In Hampton Roads, where heavy traffic and multiple bridges and tunnels can easily drive travel time excessively high, TransitTech has been able to curb onboard time by 42% even as productivity has increased. With smarter routing, many agencies have been able to provide a significantly better rider experience while simultaneously reducing costs.
#4: Rider satisfaction
Riders’ feedback, assessed both qualitatively and quantitatively, can provide key insight into what is (and isn’t) working within a paratransit network. For operators who expect to see if a network really ensures equitable access, hearing what riders say could be a great starting point.

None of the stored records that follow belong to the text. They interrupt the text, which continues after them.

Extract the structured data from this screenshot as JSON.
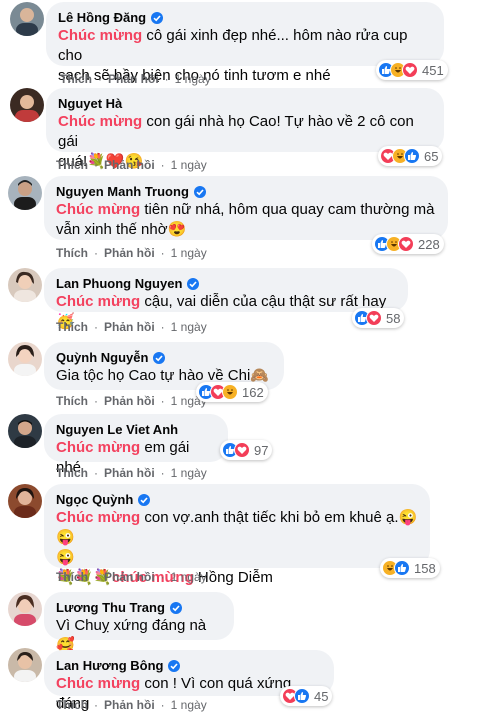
{
  "labels": {
    "like": "Thích",
    "reply": "Phản hồi",
    "dot": "·"
  },
  "colors": {
    "highlight": "#f3425f",
    "bubble": "#f0f2f5",
    "meta": "#65676b",
    "like": "#1877f2",
    "love": "#f33e58",
    "haha": "#f7b125",
    "verified": "#1877f2"
  },
  "comments": [
    {
      "author": "Lê Hồng Đăng",
      "verified": true,
      "hl": "Chúc mừng",
      "text1": " cô gái xinh đẹp nhé... hôm nào rửa cup cho",
      "text2": "sạch sẽ bầy biện cho nó tinh tươm e nhé",
      "time": "1 ngày",
      "reactions": [
        "like-icon",
        "haha-icon",
        "love-icon"
      ],
      "count": "451"
    },
    {
      "author": "Nguyet Hà",
      "verified": false,
      "hl": "Chúc mừng",
      "text1": " con gái nhà họ Cao! Tự hào về 2 cô con gái",
      "text2": "quá!💐❤️😘",
      "time": "1 ngày",
      "reactions": [
        "love-icon",
        "haha-icon",
        "like-icon"
      ],
      "count": "65"
    },
    {
      "author": "Nguyen Manh Truong",
      "verified": true,
      "hl": "Chúc mừng",
      "text1": " tiên nữ nhá, hôm qua quay cam thường mà",
      "text2": "vẫn xinh thế nhờ😍",
      "time": "1 ngày",
      "reactions": [
        "like-icon",
        "haha-icon",
        "love-icon"
      ],
      "count": "228"
    },
    {
      "author": "Lan Phuong Nguyen",
      "verified": true,
      "hl": "Chúc mừng",
      "text1": " cậu, vai diễn của cậu thật sư rất hay 🥳",
      "text2": "",
      "time": "1 ngày",
      "reactions": [
        "like-icon",
        "love-icon"
      ],
      "count": "58"
    },
    {
      "author": "Quỳnh Nguyễn",
      "verified": true,
      "hl": "",
      "text1": "Gia tộc họ Cao tự hào về Chi🙈",
      "text2": "",
      "time": "1 ngày",
      "reactions": [
        "like-icon",
        "love-icon",
        "haha-icon"
      ],
      "count": "162"
    },
    {
      "author": "Nguyen Le Viet Anh",
      "verified": false,
      "hl": "Chúc mừng",
      "text1": " em gái nhé",
      "text2": "",
      "time": "1 ngày",
      "reactions": [
        "like-icon",
        "love-icon"
      ],
      "count": "97"
    },
    {
      "author": "Ngọc Quỳnh",
      "verified": true,
      "hl": "Chúc mừng",
      "text1": " con vợ.anh thật tiếc khi bỏ em khuê ạ.😜😜",
      "text2": "😜",
      "text3_pre": "💐💐💐",
      "text3_hl": "chúc mừng",
      "text3_post": " Hồng Diễm",
      "time": "1 ngày",
      "reactions": [
        "haha-icon",
        "like-icon"
      ],
      "count": "158"
    },
    {
      "author": "Lương Thu Trang",
      "verified": true,
      "hl": "",
      "text1": "Vì Chuỵ xứng đáng nà🥰",
      "text2": "",
      "time": "",
      "reactions": [],
      "count": ""
    },
    {
      "author": "Lan Hương Bông",
      "verified": true,
      "hl": "Chúc mừng",
      "text1": " con ! Vì con quá xứng đáng",
      "text2": "",
      "time": "1 ngày",
      "reactions": [
        "love-icon",
        "like-icon"
      ],
      "count": "45"
    }
  ]
}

Paratransit riders in Hampton Roads especially appreciated the new transparency given by the software — as one rider noted, “I can look on the app and see how far away the ride is. I am getting text messages, showing me my schedules, and giving me phone calls, telling me my schedules. Those really help a lot.” The same story can be told in St.Thomas, where 40% of riders have become regular app users since software provider Via introduced app-based booking.
Although booking by app was a novel experience, many of the riders quickly switched to this new option, and began enjoying the new freedom of managing and tracking everything about their trips in one place. Since the app-launched, Hampton Roads Transit saw a 35% decrease in total incoming calls. Another bonus of introducing a self-service software: Operators save loads of manual work and money due to significantly reduced rider calls and fewer bookings via phone.
Together, these four metrics — productivity, on-time percentage, onboard time, and rider satisfaction — describe a sustainable, high-quality service that fulfills paratransit’s original mission: to provide equitable transit to all riders regardless of ability. Balancing efficiency with quality ensures that individual riders’ needs are met — and TransitTech can help agencies achieve this critical balance.